Life-saving overdose kits may soon be at Mississauga community centres


Published May 3, 2023 at 3:37 pm

Mississauga will look into equipping its dozen or more community centres with life-saving drug overdose kits after a City councillor raised the issue last week.

In response to Ward 2 Councillor Alvin Tedjo’s questions about whether Mississauga’s community centres should have naloxone kits on site and if they’re adequately stocked with life-saving EpiPens, senior City of Mississauga staff said they’d look at both and report back.

Tedjo raised his concerns at the City’s April 26 meeting of general committee, noting the naloxone kits are free of charge and they’d potentially save lives if and when needed at the facilities.

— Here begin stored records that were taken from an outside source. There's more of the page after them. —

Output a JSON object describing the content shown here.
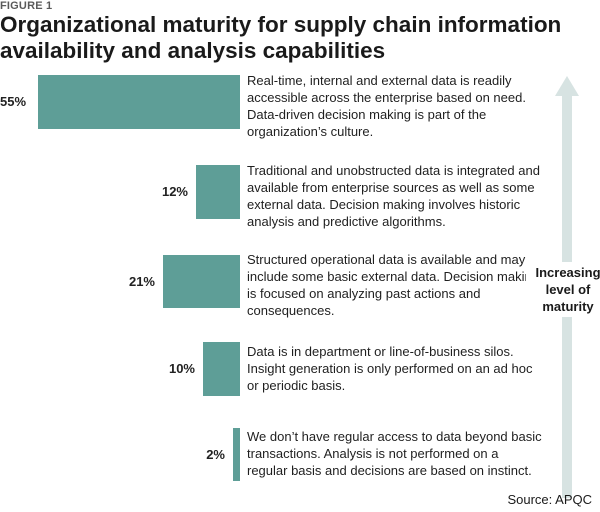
{
  "figure_label": "FIGURE 1",
  "title": "Organizational maturity for supply chain information availability and analysis capabilities",
  "source": "Source: APQC",
  "arrow_label": "Increasing level of maturity",
  "colors": {
    "bar": "#5e9e97",
    "arrow": "#d7e3e2"
  },
  "chart_data": {
    "type": "bar",
    "orientation": "horizontal",
    "title": "Organizational maturity for supply chain information availability and analysis capabilities",
    "categories": [
      "Real-time, internal and external data is readily accessible across the enterprise based on need. Data-driven decision making is part of the organization’s culture.",
      "Traditional and unobstructed data is integrated and available from enterprise sources as well as some external data. Decision making involves historic analysis and predictive algorithms.",
      "Structured operational data is available and may include some basic external data. Decision making is focused on analyzing past actions and consequences.",
      "Data is in department or line-of-business silos. Insight generation is only performed on an ad hoc or periodic basis.",
      "We don’t have regular access to data beyond basic transactions. Analysis is not performed on a regular basis and decisions are based on instinct."
    ],
    "values": [
      55,
      12,
      21,
      10,
      2
    ],
    "value_labels": [
      "55%",
      "12%",
      "21%",
      "10%",
      "2%"
    ],
    "unit": "%"
  }
}
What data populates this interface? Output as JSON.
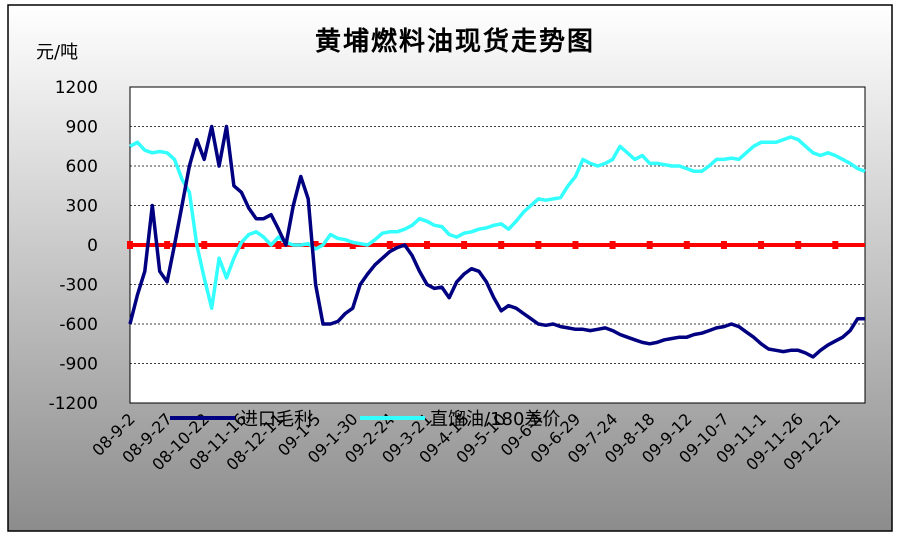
{
  "chart_data": {
    "type": "line",
    "title": "黄埔燃料油现货走势图",
    "y_axis_label": "元/吨",
    "categories": [
      "08-9-2",
      null,
      null,
      null,
      null,
      "08-9-27",
      null,
      null,
      null,
      null,
      "08-10-22",
      null,
      null,
      null,
      null,
      "08-11-16",
      null,
      null,
      null,
      null,
      "08-12-11",
      null,
      null,
      null,
      null,
      "09-1-5",
      null,
      null,
      null,
      null,
      "09-1-30",
      null,
      null,
      null,
      null,
      "09-2-24",
      null,
      null,
      null,
      null,
      "09-3-21",
      null,
      null,
      null,
      null,
      "09-4-15",
      null,
      null,
      null,
      null,
      "09-5-10",
      null,
      null,
      null,
      null,
      "09-6-4",
      null,
      null,
      null,
      null,
      "09-6-29",
      null,
      null,
      null,
      null,
      "09-7-24",
      null,
      null,
      null,
      null,
      "09-8-18",
      null,
      null,
      null,
      null,
      "09-9-12",
      null,
      null,
      null,
      null,
      "09-10-7",
      null,
      null,
      null,
      null,
      "09-11-1",
      null,
      null,
      null,
      null,
      "09-11-26",
      null,
      null,
      null,
      null,
      "09-12-21",
      null,
      null,
      null,
      null
    ],
    "series": [
      {
        "name": "进口毛利",
        "color": "#000080",
        "values": [
          -600,
          -380,
          -200,
          300,
          -200,
          -280,
          0,
          300,
          600,
          800,
          650,
          900,
          600,
          900,
          450,
          400,
          280,
          200,
          200,
          230,
          120,
          0,
          300,
          520,
          350,
          -300,
          -600,
          -600,
          -580,
          -520,
          -480,
          -300,
          -220,
          -150,
          -100,
          -50,
          -20,
          0,
          -80,
          -200,
          -300,
          -330,
          -320,
          -400,
          -280,
          -220,
          -180,
          -200,
          -280,
          -400,
          -500,
          -460,
          -480,
          -520,
          -560,
          -600,
          -610,
          -600,
          -620,
          -630,
          -640,
          -640,
          -650,
          -640,
          -630,
          -650,
          -680,
          -700,
          -720,
          -740,
          -750,
          -740,
          -720,
          -710,
          -700,
          -700,
          -680,
          -670,
          -650,
          -630,
          -620,
          -600,
          -620,
          -660,
          -700,
          -750,
          -790,
          -800,
          -810,
          -800,
          -800,
          -820,
          -850,
          -800,
          -760,
          -730,
          -700,
          -650,
          -560,
          -560
        ]
      },
      {
        "name": "直馏油/180差价",
        "color": "#33ffff",
        "values": [
          750,
          780,
          720,
          700,
          710,
          700,
          650,
          500,
          400,
          0,
          -250,
          -480,
          -100,
          -250,
          -100,
          20,
          80,
          100,
          60,
          0,
          60,
          20,
          0,
          0,
          10,
          -30,
          0,
          80,
          50,
          40,
          20,
          10,
          0,
          40,
          90,
          100,
          100,
          120,
          150,
          200,
          180,
          150,
          140,
          80,
          60,
          90,
          100,
          120,
          130,
          150,
          160,
          120,
          180,
          250,
          300,
          350,
          340,
          350,
          360,
          450,
          520,
          650,
          620,
          600,
          620,
          650,
          750,
          700,
          650,
          680,
          620,
          620,
          610,
          600,
          600,
          580,
          560,
          560,
          600,
          650,
          650,
          660,
          650,
          700,
          750,
          780,
          780,
          780,
          800,
          820,
          800,
          750,
          700,
          680,
          700,
          680,
          650,
          620,
          580,
          560
        ]
      },
      {
        "color": "#ff0000",
        "values": [
          0,
          0,
          0,
          0,
          0,
          0,
          0,
          0,
          0,
          0,
          0,
          0,
          0,
          0,
          0,
          0,
          0,
          0,
          0,
          0,
          0,
          0,
          0,
          0,
          0,
          0,
          0,
          0,
          0,
          0,
          0,
          0,
          0,
          0,
          0,
          0,
          0,
          0,
          0,
          0,
          0,
          0,
          0,
          0,
          0,
          0,
          0,
          0,
          0,
          0,
          0,
          0,
          0,
          0,
          0,
          0,
          0,
          0,
          0,
          0,
          0,
          0,
          0,
          0,
          0,
          0,
          0,
          0,
          0,
          0,
          0,
          0,
          0,
          0,
          0,
          0,
          0,
          0,
          0,
          0,
          0,
          0,
          0,
          0,
          0,
          0,
          0,
          0,
          0,
          0,
          0,
          0,
          0,
          0,
          0,
          0,
          0,
          0,
          0,
          0
        ]
      }
    ],
    "ylim": [
      -1200,
      1200
    ],
    "yticks": [
      -1200,
      -900,
      -600,
      -300,
      0,
      300,
      600,
      900,
      1200
    ],
    "grid": true,
    "legend": "bottom"
  }
}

The kits are portable pouches containing an opioid antidote that can be administered by injection or through the nose to revive an unresponsive person who is overdosing. They include enough medicine to reverse opioid overdoses for 10-15 minutes, allowing time to access emergency services.

As for the EpiPens, the councillor hinted that more may be needed and made available to the public, not only to trained community centre staff.

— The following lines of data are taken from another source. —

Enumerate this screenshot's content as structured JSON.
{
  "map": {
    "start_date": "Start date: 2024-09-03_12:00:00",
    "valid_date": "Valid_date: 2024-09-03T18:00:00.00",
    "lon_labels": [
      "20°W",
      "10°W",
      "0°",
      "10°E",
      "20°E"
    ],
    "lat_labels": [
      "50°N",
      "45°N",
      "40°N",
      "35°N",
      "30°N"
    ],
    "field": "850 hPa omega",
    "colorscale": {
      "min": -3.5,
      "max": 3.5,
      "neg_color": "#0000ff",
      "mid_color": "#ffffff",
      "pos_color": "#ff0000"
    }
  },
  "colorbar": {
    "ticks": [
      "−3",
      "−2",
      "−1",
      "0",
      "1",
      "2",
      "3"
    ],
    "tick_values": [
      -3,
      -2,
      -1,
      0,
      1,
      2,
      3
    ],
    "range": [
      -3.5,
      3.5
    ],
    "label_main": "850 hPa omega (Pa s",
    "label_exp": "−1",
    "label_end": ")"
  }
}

An EpiPen is an auto-injector device carried by someone at risk of having a severe allergic reaction, also called anaphylaxis, to various allergens like food, insects, medication, latex and other causes. Once administered, it automatically injects epinephrine to decrease the body’s allergic reaction.

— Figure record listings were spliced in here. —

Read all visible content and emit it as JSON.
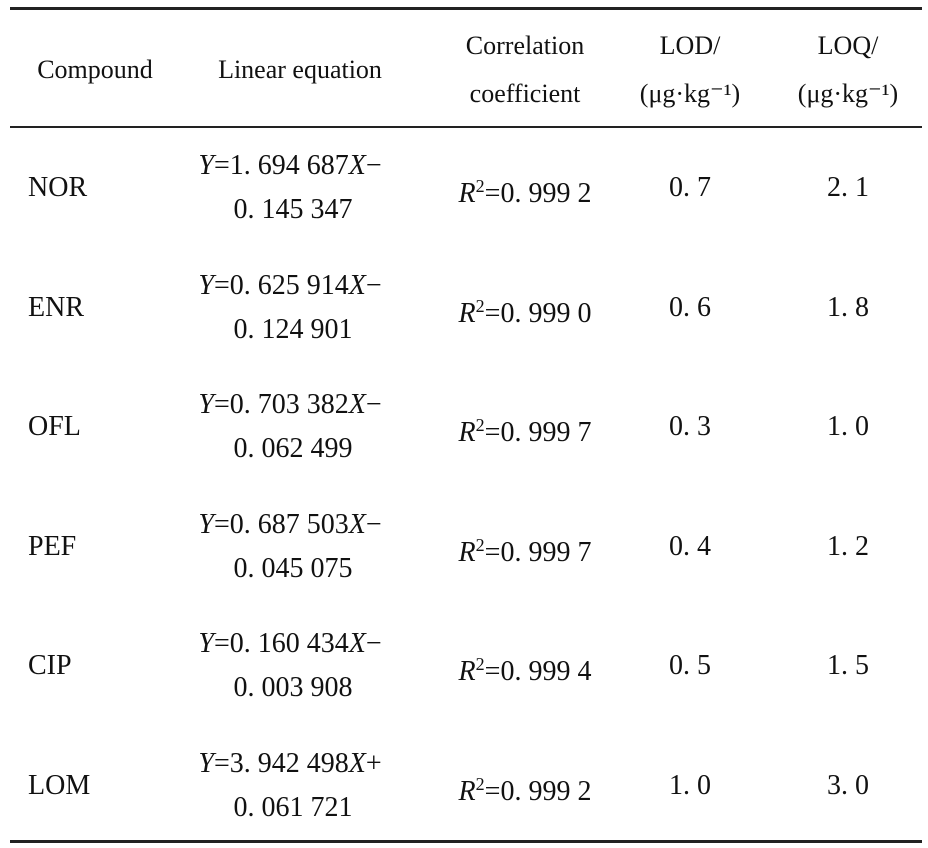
{
  "table": {
    "headers": [
      [
        "Compound"
      ],
      [
        "Linear equation"
      ],
      [
        "Correlation",
        "coefficient"
      ],
      [
        "LOD/",
        "(μg·kg⁻¹)"
      ],
      [
        "LOQ/",
        "(μg·kg⁻¹)"
      ]
    ],
    "rows": [
      [
        "NOR",
        [
          "Y=1. 694 687X−",
          "0. 145 347"
        ],
        "R²=0. 999 2",
        "0. 7",
        "2. 1"
      ],
      [
        "ENR",
        [
          "Y=0. 625 914X−",
          "0. 124 901"
        ],
        "R²=0. 999 0",
        "0. 6",
        "1. 8"
      ],
      [
        "OFL",
        [
          "Y=0. 703 382X−",
          "0. 062 499"
        ],
        "R²=0. 999 7",
        "0. 3",
        "1. 0"
      ],
      [
        "PEF",
        [
          "Y=0. 687 503X−",
          "0. 045 075"
        ],
        "R²=0. 999 7",
        "0. 4",
        "1. 2"
      ],
      [
        "CIP",
        [
          "Y=0. 160 434X−",
          "0. 003 908"
        ],
        "R²=0. 999 4",
        "0. 5",
        "1. 5"
      ],
      [
        "LOM",
        [
          "Y=3. 942 498X+",
          "0. 061 721"
        ],
        "R²=0. 999 2",
        "1. 0",
        "3. 0"
      ]
    ]
  }
}
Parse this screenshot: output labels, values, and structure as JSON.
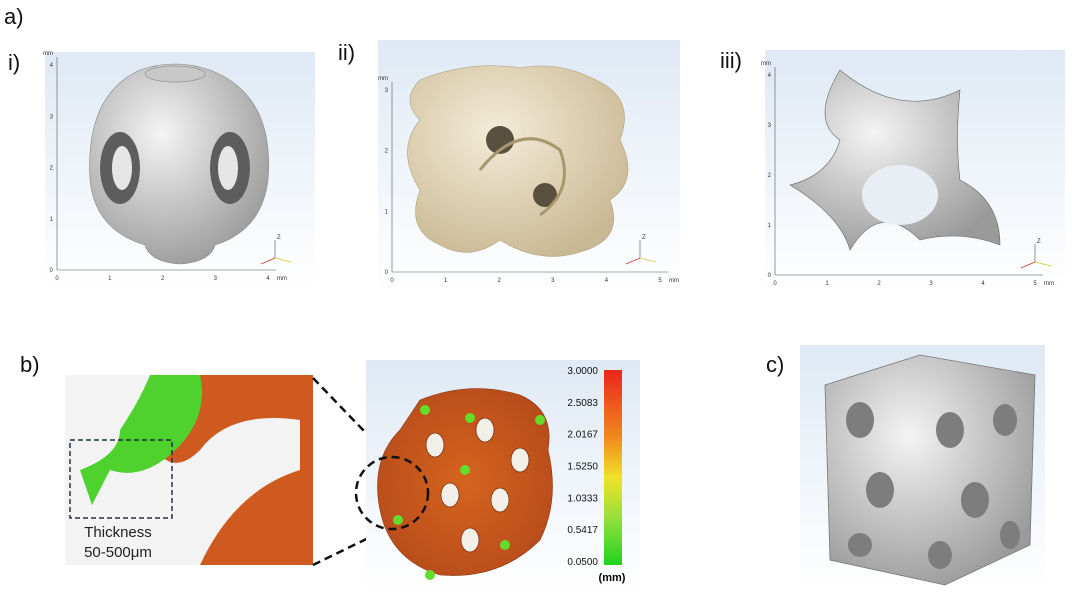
{
  "panel_labels": {
    "a": "a)",
    "i": "i)",
    "ii": "ii)",
    "iii": "iii)",
    "b": "b)",
    "c": "c)"
  },
  "viewports": [
    {
      "y_ticks": [
        "0",
        "1",
        "2",
        "3",
        "4"
      ],
      "y_unit": "mm",
      "x_ticks": [
        "0",
        "1",
        "2",
        "3",
        "4"
      ],
      "x_unit": "mm",
      "axis_label": "Z"
    },
    {
      "y_ticks": [
        "0",
        "1",
        "2",
        "3"
      ],
      "y_unit": "mm",
      "x_ticks": [
        "0",
        "1",
        "2",
        "3",
        "4",
        "5"
      ],
      "x_unit": "mm",
      "axis_label": "Z"
    },
    {
      "y_ticks": [
        "0",
        "1",
        "2",
        "3",
        "4"
      ],
      "y_unit": "mm",
      "x_ticks": [
        "0",
        "1",
        "2",
        "3",
        "4",
        "5"
      ],
      "x_unit": "mm",
      "axis_label": "Z"
    }
  ],
  "annotation": {
    "title": "Thickness",
    "range": "50-500μm"
  },
  "colorbar": {
    "labels": [
      "3.0000",
      "2.5083",
      "2.0167",
      "1.5250",
      "1.0333",
      "0.5417",
      "0.0500"
    ],
    "unit": "(mm)"
  }
}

Ward 2 Councillor Alvin Tedjo wants to take another look at First Aid services and equipment available at Mississauga’s community centres. 

Referencing an earlier report from City staff in recent years dealing with EpiPens and overall First Aid equipment available at the community centres, Tedjo said he’d like to revisit the matter with an eye possibly toward improving both First Aid items available and training.

As for the naloxone kits, Tedjo said “if we could incorporate that into…enhancing First Aid at community centres available for residents, I think that would be something that would be great to have in our community centres.”

City staff said they’ll look into both matters and report back to councillors.

They added that, in the past, there “were some challenges with having (EpiPens) publicly available like an AED (automated external defibrillator) is.”

Cost, misuse of the EpiPens and “at the time, there was quite a shortage of EpiPens” are among staff’s potential concerns.

They added that in addition to staff at all Mississauga community centres having access to and training with the EpiPens, the life-saving items are also on all city fire trucks.